Let’s say you have a recording of a client meeting (a .mp3 file). To transcribe it:

  1. Upload the .mp3 file to the “Audio File” input.
  2. Select the correct language from the “Language” dropdown (e.g., “en” for English).
  3. Select your OpenAI API credential.
  4. Run the component.
  5. The “Transcription Text” output will contain the written version of the meeting. You can then use this text in other Nappai components to summarize the meeting, extract key points, or translate it into another language.

Templates

This component is used in the “Audio and Video Transcriber” template.

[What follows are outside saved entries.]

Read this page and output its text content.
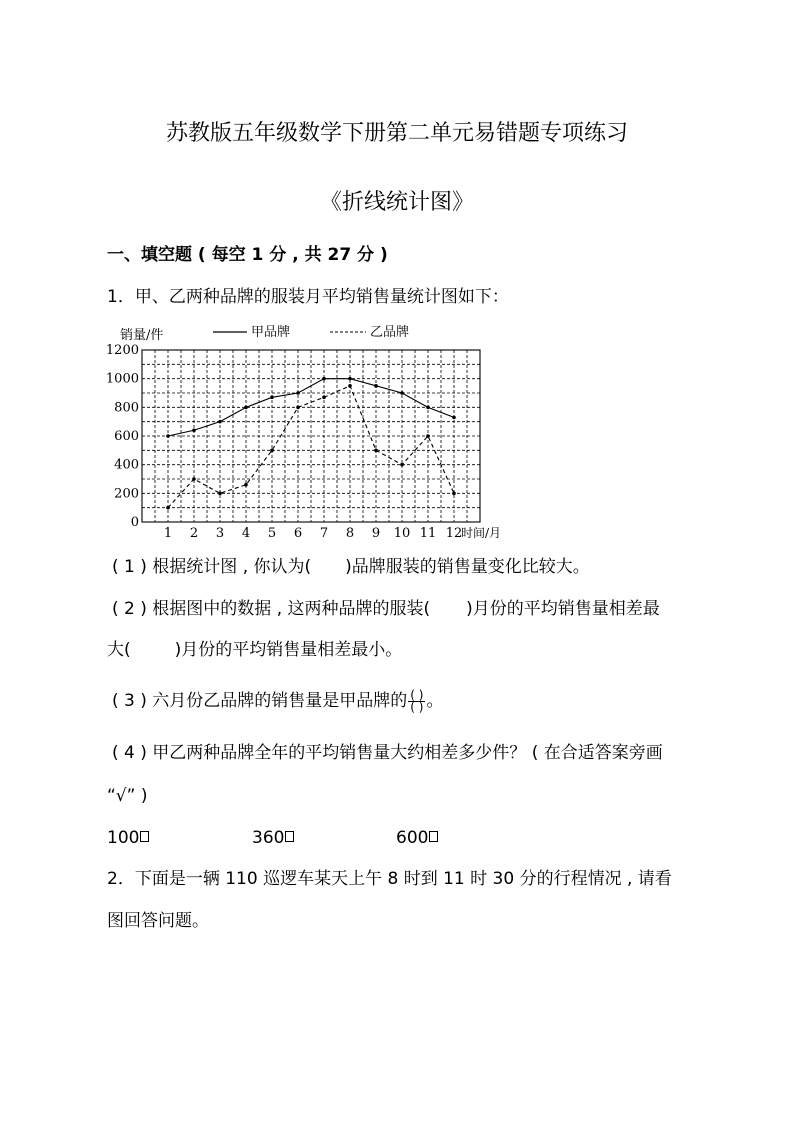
苏教版五年级数学下册第二单元易错题专项练习
《折线统计图》
一、填空题 ( 每空 1 分 , 共 27 分 )
1．甲、乙两种品牌的服装月平均销售量统计图如下：
销量/件	甲品牌	乙品牌
0
200
400
600
800
1000
1200
1 2 3 4 5 6 7 8 9 10 11 12
时间/月
( 1 ) 根据统计图 , 你认为( )品牌服装的销售量变化比较大。
( 2 ) 根据图中的数据 , 这两种品牌的服装( )月份的平均销售量相差最
大(	)月份的平均销售量相差最小。
( 3 ) 六月份乙品牌的销售量是甲品牌的 $\frac{( )}{( )}$ 。
( 4 ) 甲乙两种品牌全年的平均销售量大约相差多少件？ ( 在合适答案旁画
“√” )
100	360	600
2．下面是一辆 110 巡逻车某天上午 8 时到 11 时 30 分的行程情况 , 请看
图回答问题。
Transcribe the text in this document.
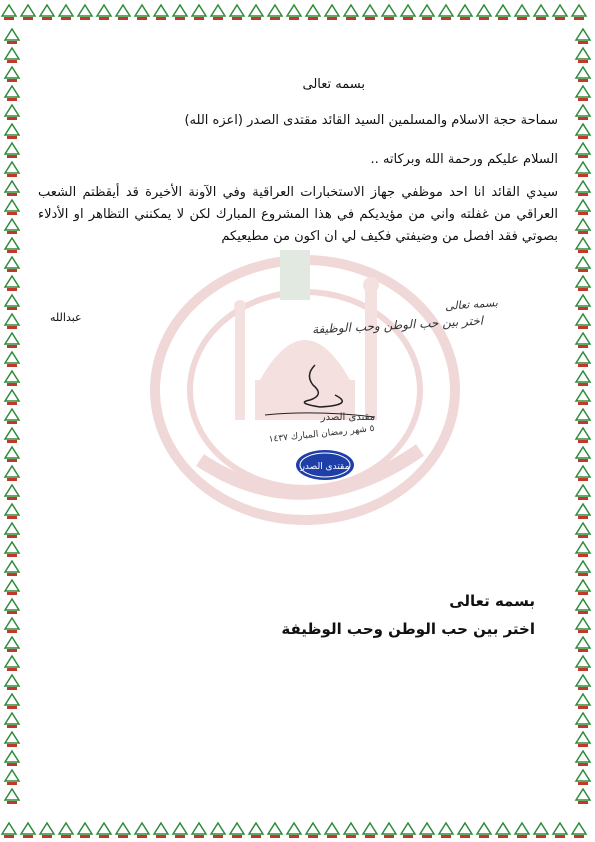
بسمه تعالى
سماحة حجة الاسلام والمسلمين السيد القائد مقتدى الصدر (اعزه الله)
السلام عليكم ورحمة الله وبركاته ..
سيدي القائد انا احد موظفي جهاز الاستخبارات العراقية وفي الآونة الأخيرة قد أيقظتم الشعب العراقي من غفلته واني من مؤيديكم في هذا المشروع المبارك لكن لا يمكنني التظاهر او الأدلاء بصوتي فقد افصل من وضيفتي فكيف لي ان اكون من مطيعيكم
عبدالله
بسمه تعالى
اختر بين حب الوطن وحب الوظيفة
مقتدى الصدر
٥ شهر رمضان المبارك ١٤٣٧
مقتدى الصدر
بسمه تعالى
اختر بين حب الوطن وحب الوظيفة
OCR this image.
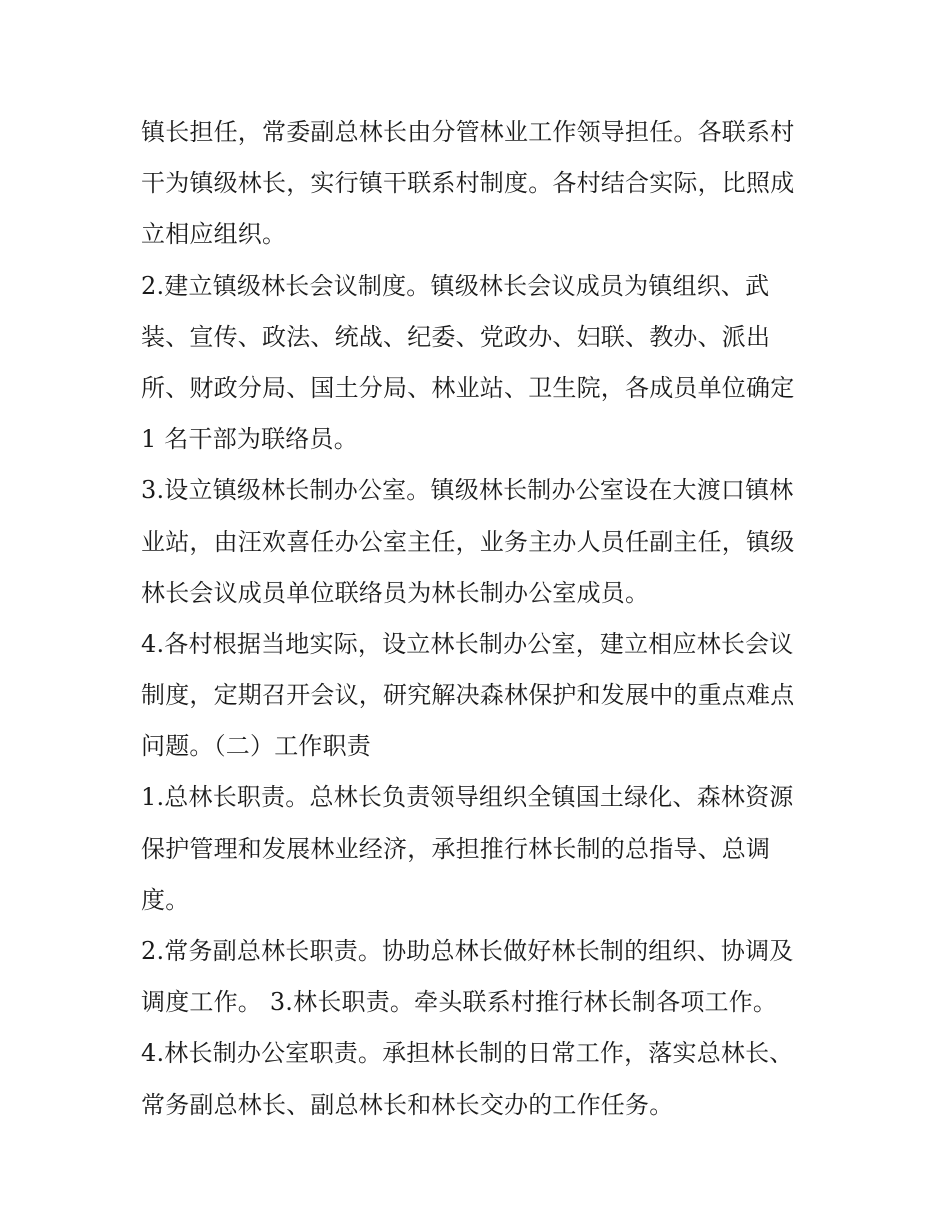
镇长担任，常委副总林长由分管林业工作领导担任。各联系村
干为镇级林长，实行镇干联系村制度。各村结合实际，比照成
立相应组织。
2.建立镇级林长会议制度。镇级林长会议成员为镇组织、武
装、宣传、政法、统战、纪委、党政办、妇联、教办、派出
所、财政分局、国土分局、林业站、卫生院，各成员单位确定
1 名干部为联络员。
3.设立镇级林长制办公室。镇级林长制办公室设在大渡口镇林
业站，由汪欢喜任办公室主任，业务主办人员任副主任，镇级
林长会议成员单位联络员为林长制办公室成员。
4.各村根据当地实际，设立林长制办公室，建立相应林长会议
制度，定期召开会议，研究解决森林保护和发展中的重点难点
问题。（二）工作职责
1.总林长职责。总林长负责领导组织全镇国土绿化、森林资源
保护管理和发展林业经济，承担推行林长制的总指导、总调
度。
2.常务副总林长职责。协助总林长做好林长制的组织、协调及
调度工作。 3.林长职责。牵头联系村推行林长制各项工作。
4.林长制办公室职责。承担林长制的日常工作，落实总林长、
常务副总林长、副总林长和林长交办的工作任务。
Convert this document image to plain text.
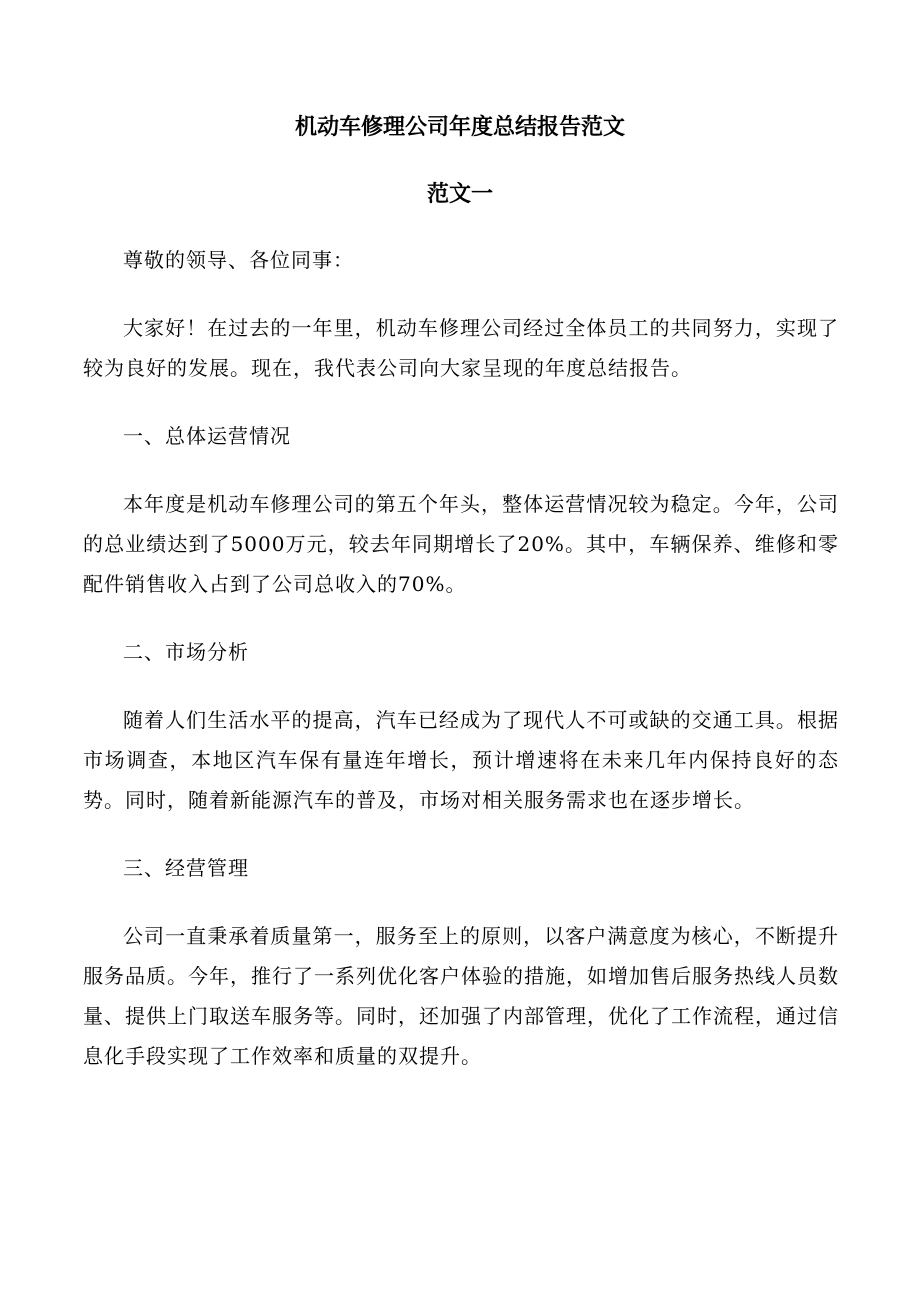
机动车修理公司年度总结报告范文
范文一

尊敬的领导、各位同事：

大家好！在过去的一年里，机动车修理公司经过全体员工的共同努力，实现了较为良好的发展。现在，我代表公司向大家呈现的年度总结报告。

一、总体运营情况

本年度是机动车修理公司的第五个年头，整体运营情况较为稳定。今年，公司的总业绩达到了5000万元，较去年同期增长了20%。其中，车辆保养、维修和零配件销售收入占到了公司总收入的70%。

二、市场分析

随着人们生活水平的提高，汽车已经成为了现代人不可或缺的交通工具。根据市场调查，本地区汽车保有量连年增长，预计增速将在未来几年内保持良好的态势。同时，随着新能源汽车的普及，市场对相关服务需求也在逐步增长。

三、经营管理

公司一直秉承着质量第一，服务至上的原则，以客户满意度为核心，不断提升服务品质。今年，推行了一系列优化客户体验的措施，如增加售后服务热线人员数量、提供上门取送车服务等。同时，还加强了内部管理，优化了工作流程，通过信息化手段实现了工作效率和质量的双提升。
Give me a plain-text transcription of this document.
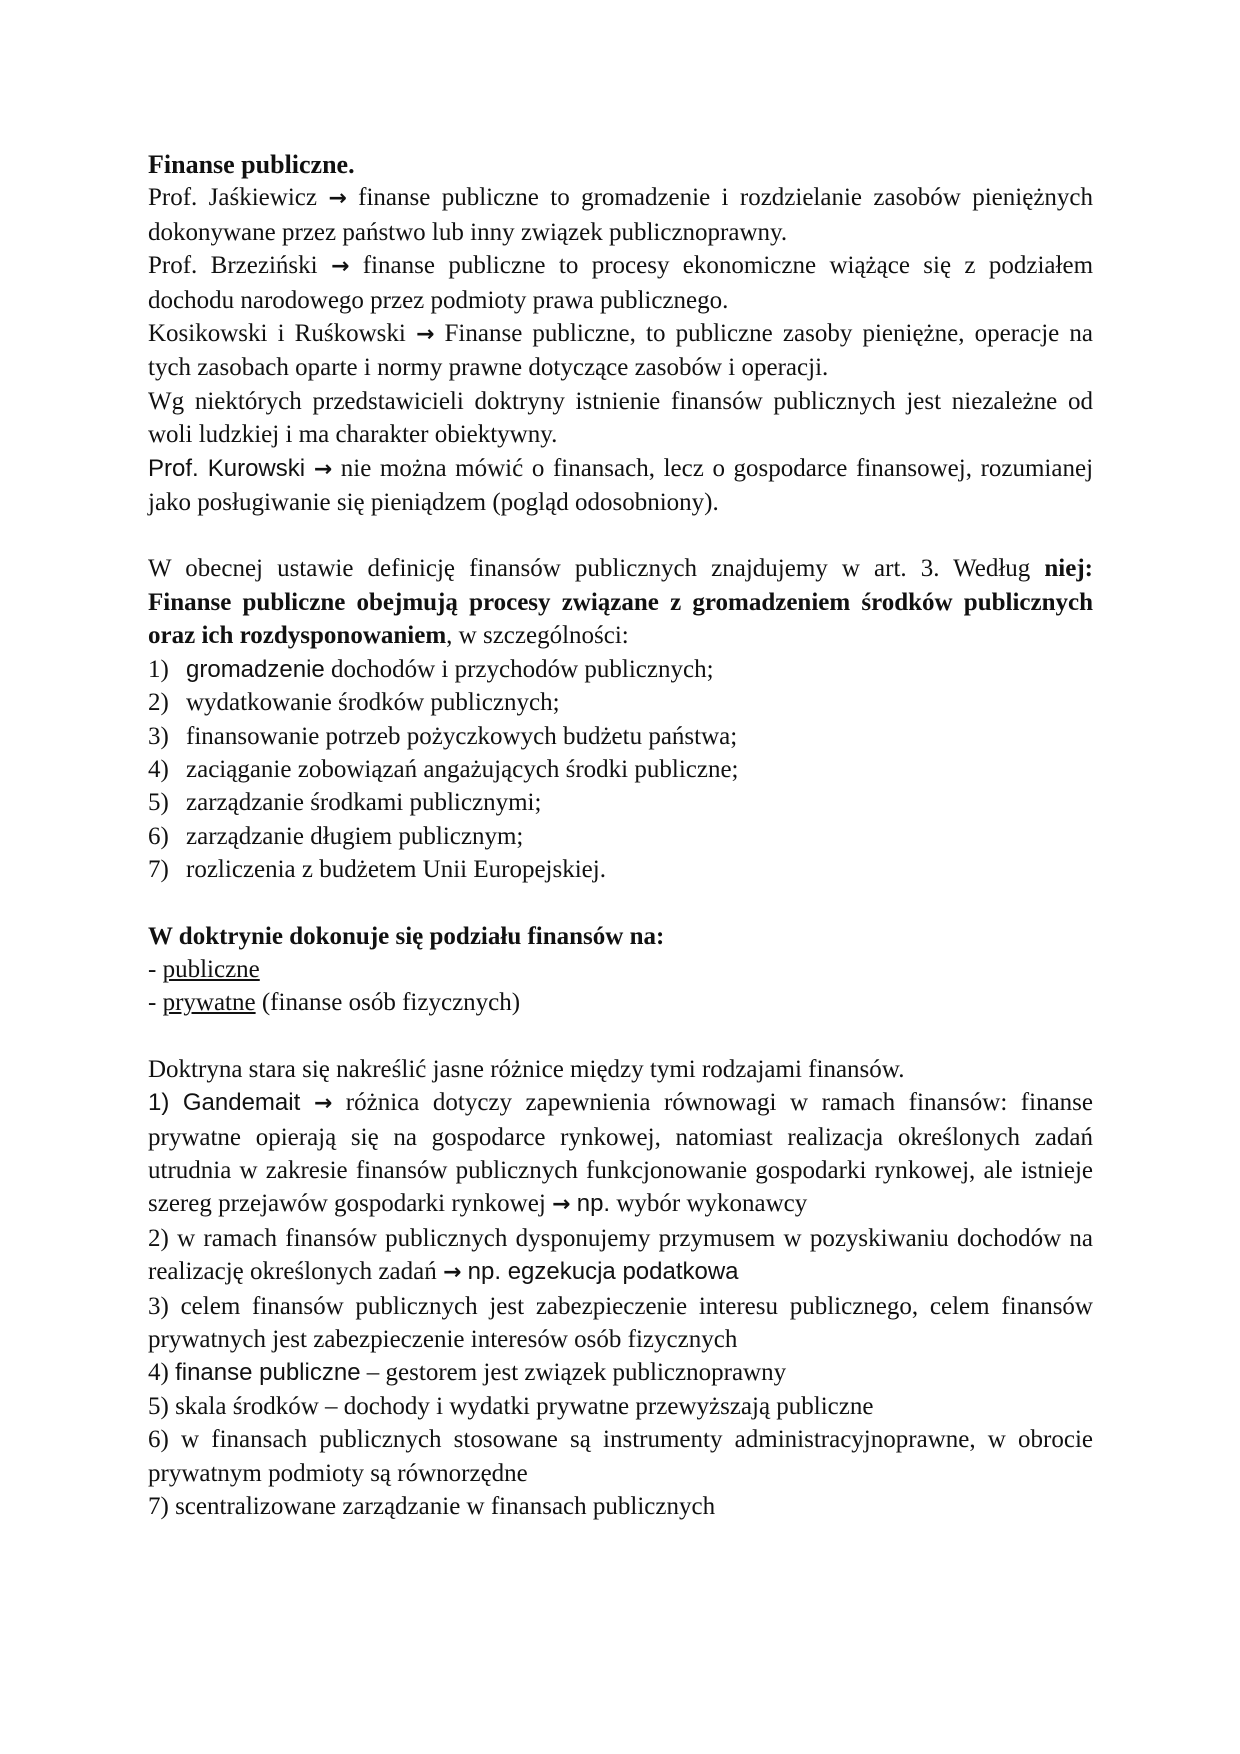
Finanse publiczne.

Prof. Jaśkiewicz → finanse publiczne to gromadzenie i rozdzielanie zasobów pieniężnych dokonywane przez państwo lub inny związek publicznoprawny.

Prof. Brzeziński → finanse publiczne to procesy ekonomiczne wiążące się z podziałem dochodu narodowego przez podmioty prawa publicznego.

Kosikowski i Ruśkowski → Finanse publiczne, to publiczne zasoby pieniężne, operacje na tych zasobach oparte i normy prawne dotyczące zasobów i operacji.

Wg niektórych przedstawicieli doktryny istnienie finansów publicznych jest niezależne od woli ludzkiej i ma charakter obiektywny.

Prof. Kurowski → nie można mówić o finansach, lecz o gospodarce finansowej, rozumianej jako posługiwanie się pieniądzem (pogląd odosobniony).

W obecnej ustawie definicję finansów publicznych znajdujemy w art. 3. Według niej: Finanse publiczne obejmują procesy związane z gromadzeniem środków publicznych oraz ich rozdysponowaniem, w szczególności:

1) gromadzenie dochodów i przychodów publicznych;
2) wydatkowanie środków publicznych;
3) finansowanie potrzeb pożyczkowych budżetu państwa;
4) zaciąganie zobowiązań angażujących środki publiczne;
5) zarządzanie środkami publicznymi;
6) zarządzanie długiem publicznym;
7) rozliczenia z budżetem Unii Europejskiej.

W doktrynie dokonuje się podziału finansów na:

- publiczne

- prywatne (finanse osób fizycznych)

Doktryna stara się nakreślić jasne różnice między tymi rodzajami finansów.

1) Gandemait → różnica dotyczy zapewnienia równowagi w ramach finansów: finanse prywatne opierają się na gospodarce rynkowej, natomiast realizacja określonych zadań utrudnia w zakresie finansów publicznych funkcjonowanie gospodarki rynkowej, ale istnieje szereg przejawów gospodarki rynkowej → np. wybór wykonawcy

2) w ramach finansów publicznych dysponujemy przymusem w pozyskiwaniu dochodów na realizację określonych zadań → np. egzekucja podatkowa

3) celem finansów publicznych jest zabezpieczenie interesu publicznego, celem finansów prywatnych jest zabezpieczenie interesów osób fizycznych

4) finanse publiczne – gestorem jest związek publicznoprawny

5) skala środków – dochody i wydatki prywatne przewyższają publiczne

6) w finansach publicznych stosowane są instrumenty administracyjnoprawne, w obrocie prywatnym podmioty są równorzędne

7) scentralizowane zarządzanie w finansach publicznych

  • File Message: Add files to Message: Use this to add your audio file to a message before using OpenAiWhisper.
  • PGVector: PGVector Vector Store with search capabilities: Store and search the transcription text for efficient information retrieval.
  • Summarizer: Summarize the transcribed text to get a concise overview.
  • Google Drive File Manager: Manage and access audio files stored in Google Drive.
  • Many other components: The transcribed text can be used as input for a wide variety of other Nappai components for further processing and analysis.

Tips and Best Practices

  • Ensure you select the correct language for accurate transcription.
  • For best results, use high-quality audio recordings with minimal background noise.
  • Test your transcription with a short audio clip before processing longer files.

Security Considerations

  • Protect your OpenAI API key. Do not share it with others. Nappai uses secure methods to store and handle your credentials.
  • Be mindful of the content of your audio files and ensure they comply with OpenAI’s usage policies and any relevant regulations.